— Так что ж?
— Бель-Иль находится в ваннской епархии, а так как вы ваннский епископ…
— Дорогой Безмо, раз вам было известно, что я ваннский епископ, вам не нужно было узнавать мой адрес у господина Фуке.
— Может быть, монсеньор, — окончательно смешался Безмо, — я совершил какую-нибудь неделикатность? В таком случае прошу у вас извинения.
— Полно! Какую вы могли совершить неделикатность? — спокойно спросил Арамис.
С улыбкой глядя на коменданта, Арамис недоумевал, каким образом Безмо, не зная его адреса, знал, однако, что его епархия была в Ванне.
«Постараемся выяснить это», — сказал он себе.
Затем прибавил вслух:
— Слушайте, дорогой комендант, не свести ли нам наши маленькие счеты?
— К вашим услугам, монсеньор. Но сначала скажите мне, ваше преосвященство…
— Что?
— Не окажете ли вы мне честь позавтракать у меня, по обыкновению?
— С удовольствием.
— Милости прошу!
Безмо трижды позвонил.
— Что это значит? — спросил Арамис.
— Это значит, что у меня завтракает гость и что нужно сделать приготовления.
— Пожалуйста, дорогой комендант, не хлопочите так для меня.
— Что вы! Я считаю своей обязанностью принять и угостить вас как можно лучше. Никакой принц не сделал бы для меня того, что сделали вы.

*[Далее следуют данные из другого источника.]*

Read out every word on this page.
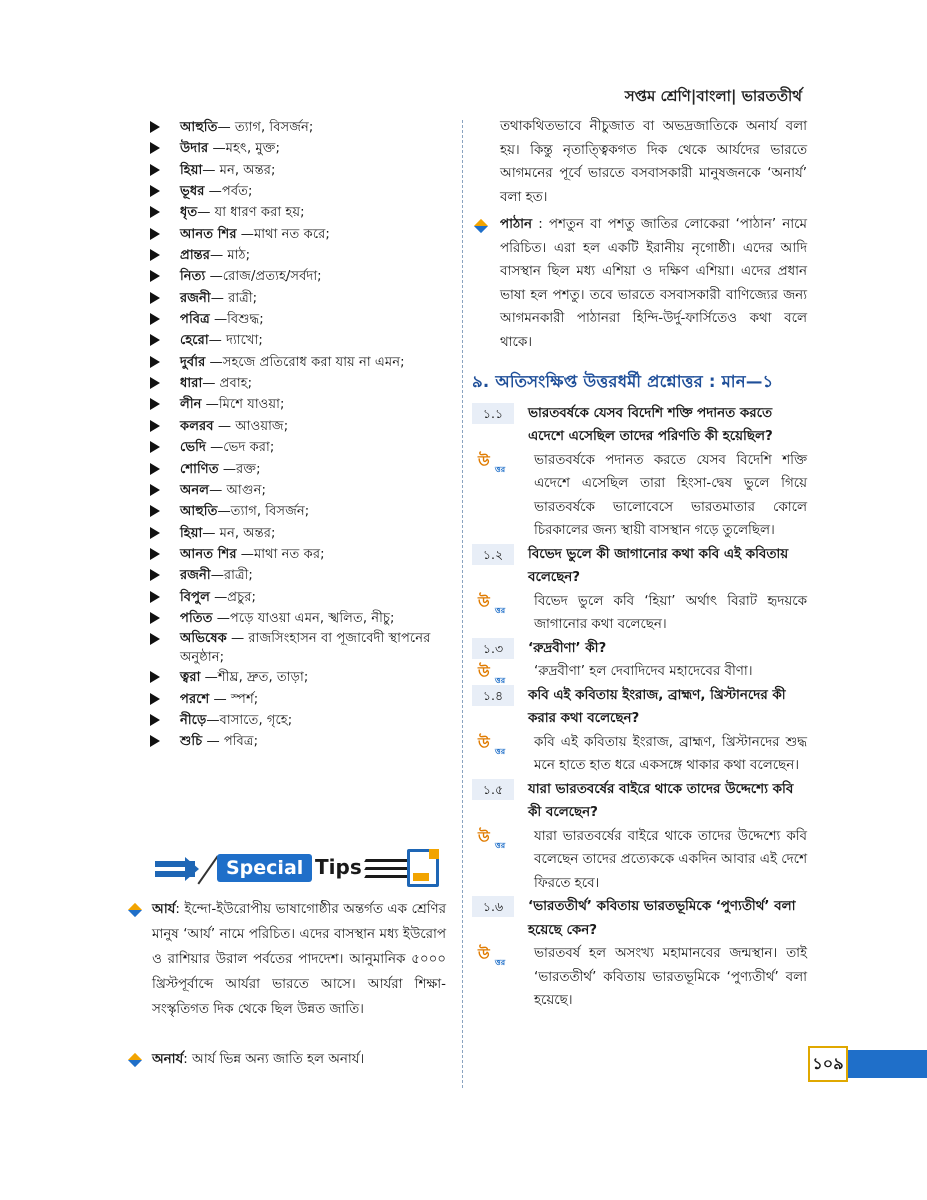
সপ্তম শ্রেণি|বাংলা| ভারততীর্থ
আহুতি— ত্যাগ, বিসর্জন;
উদার —মহৎ, মুক্ত;
হিয়া— মন, অন্তর;
ভূধর —পর্বত;
ধৃত— যা ধারণ করা হয়;
আনত শির —মাথা নত করে;
প্রান্তর— মাঠ;
নিত্য —রোজ/প্রত্যহ/সর্বদা;
রজনী— রাত্রী;
পবিত্র —বিশুদ্ধ;
হেরো— দ্যাখো;
দুর্বার —সহজে প্রতিরোধ করা যায় না এমন;
ধারা— প্রবাহ;
লীন —মিশে যাওয়া;
কলরব — আওয়াজ;
ভেদি —ভেদ করা;
শোণিত —রক্ত;
অনল— আগুন;
আহুতি—ত্যাগ, বিসর্জন;
হিয়া— মন, অন্তর;
আনত শির —মাথা নত কর;
রজনী—রাত্রী;
বিপুল —প্রচুর;
পতিত —পড়ে যাওয়া এমন, স্খলিত, নীচু;
অভিষেক — রাজসিংহাসন বা পূজাবেদী স্থাপনের অনুষ্ঠান;
ত্বরা —শীঘ্র, দ্রুত, তাড়া;
পরশে — স্পর্শ;
নীড়ে—বাসাতে, গৃহে;
শুচি — পবিত্র;
Special Tips
আর্য: ইন্দো-ইউরোপীয় ভাষাগোষ্ঠীর অন্তর্গত এক শ্রেণির মানুষ ‘আর্য’ নামে পরিচিত। এদের বাসস্থান মধ্য ইউরোপ ও রাশিয়ার উরাল পর্বতের পাদদেশ। আনুমানিক ৫০০০ খ্রিস্টপূর্বাব্দে আর্যরা ভারতে আসে। আর্যরা শিক্ষা-সংস্কৃতিগত দিক থেকে ছিল উন্নত জাতি।
অনার্য: আর্য ভিন্ন অন্য জাতি হল অনার্য।
তথাকথিতভাবে নীচুজাত বা অভদ্রজাতিকে অনার্য বলা হয়। কিন্তু নৃতাত্ত্বিকগত দিক থেকে আর্যদের ভারতে আগমনের পূর্বে ভারতে বসবাসকারী মানুষজনকে ‘অনার্য’ বলা হত।
পাঠান : পশতুন বা পশতু জাতির লোকেরা ‘পাঠান’ নামে পরিচিত। এরা হল একটি ইরানীয় নৃগোষ্ঠী। এদের আদি বাসস্থান ছিল মধ্য এশিয়া ও দক্ষিণ এশিয়া। এদের প্রধান ভাষা হল পশতু। তবে ভারতে বসবাসকারী বাণিজ্যের জন্য আগমনকারী পাঠানরা হিন্দি-উর্দু-ফার্সিতেও কথা বলে থাকে।
৯. অতিসংক্ষিপ্ত উত্তরধর্মী প্রশ্নোত্তর : মান—১
১.১	ভারতবর্ষকে যেসব বিদেশি শক্তি পদানত করতে এদেশে এসেছিল তাদের পরিণতি কী হয়েছিল?
উ ত্তর
ভারতবর্ষকে পদানত করতে যেসব বিদেশি শক্তি এদেশে এসেছিল তারা হিংসা-দ্বেষ ভুলে গিয়ে ভারতবর্ষকে ভালোবেসে ভারতমাতার কোলে চিরকালের জন্য স্থায়ী বাসস্থান গড়ে তুলেছিল।
১.২	বিভেদ ভুলে কী জাগানোর কথা কবি এই কবিতায় বলেছেন?
উ ত্তর
বিভেদ ভুলে কবি ‘হিয়া’ অর্থাৎ বিরাট হৃদয়কে জাগানোর কথা বলেছেন।
১.৩	‘রুদ্রবীণা’ কী?
উ ত্তর
‘রুদ্রবীণা’ হল দেবাদিদেব মহাদেবের বীণা।
১.৪	কবি এই কবিতায় ইংরাজ, ব্রাহ্মণ, খ্রিস্টানদের কী করার কথা বলেছেন?
উ ত্তর
কবি এই কবিতায় ইংরাজ, ব্রাহ্মণ, খ্রিস্টানদের শুদ্ধ মনে হাতে হাত ধরে একসঙ্গে থাকার কথা বলেছেন।
১.৫	যারা ভারতবর্ষের বাইরে থাকে তাদের উদ্দেশ্যে কবি কী বলেছেন?
উ ত্তর
যারা ভারতবর্ষের বাইরে থাকে তাদের উদ্দেশ্যে কবি বলেছেন তাদের প্রত্যেককে একদিন আবার এই দেশে ফিরতে হবে।
১.৬	‘ভারততীর্থ’ কবিতায় ভারতভূমিকে ‘পুণ্যতীর্থ’ বলা হয়েছে কেন?
উ ত্তর
ভারতবর্ষ হল অসংখ্য মহামানবের জন্মস্থান। তাই ‘ভারততীর্থ’ কবিতায় ভারতভূমিকে ‘পুণ্যতীর্থ’ বলা হয়েছে।
১০৯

— Полноте! Поговорим о чем-нибудь другом. Как идут ваши дела в Бастилии?
— Недурно!
— Значит, от заключенных есть доход?
— Неважный.
— Вот как!
— Кардинал Мазарини не отличался большой суровостью.
— Вы, значит, предпочли бы более подозрительное правительство, вроде нашего прежнего кардинала?
— Да. При Ришелье все шло прекрасно. Братец его высокопреосвященства нажил себе целое состояние.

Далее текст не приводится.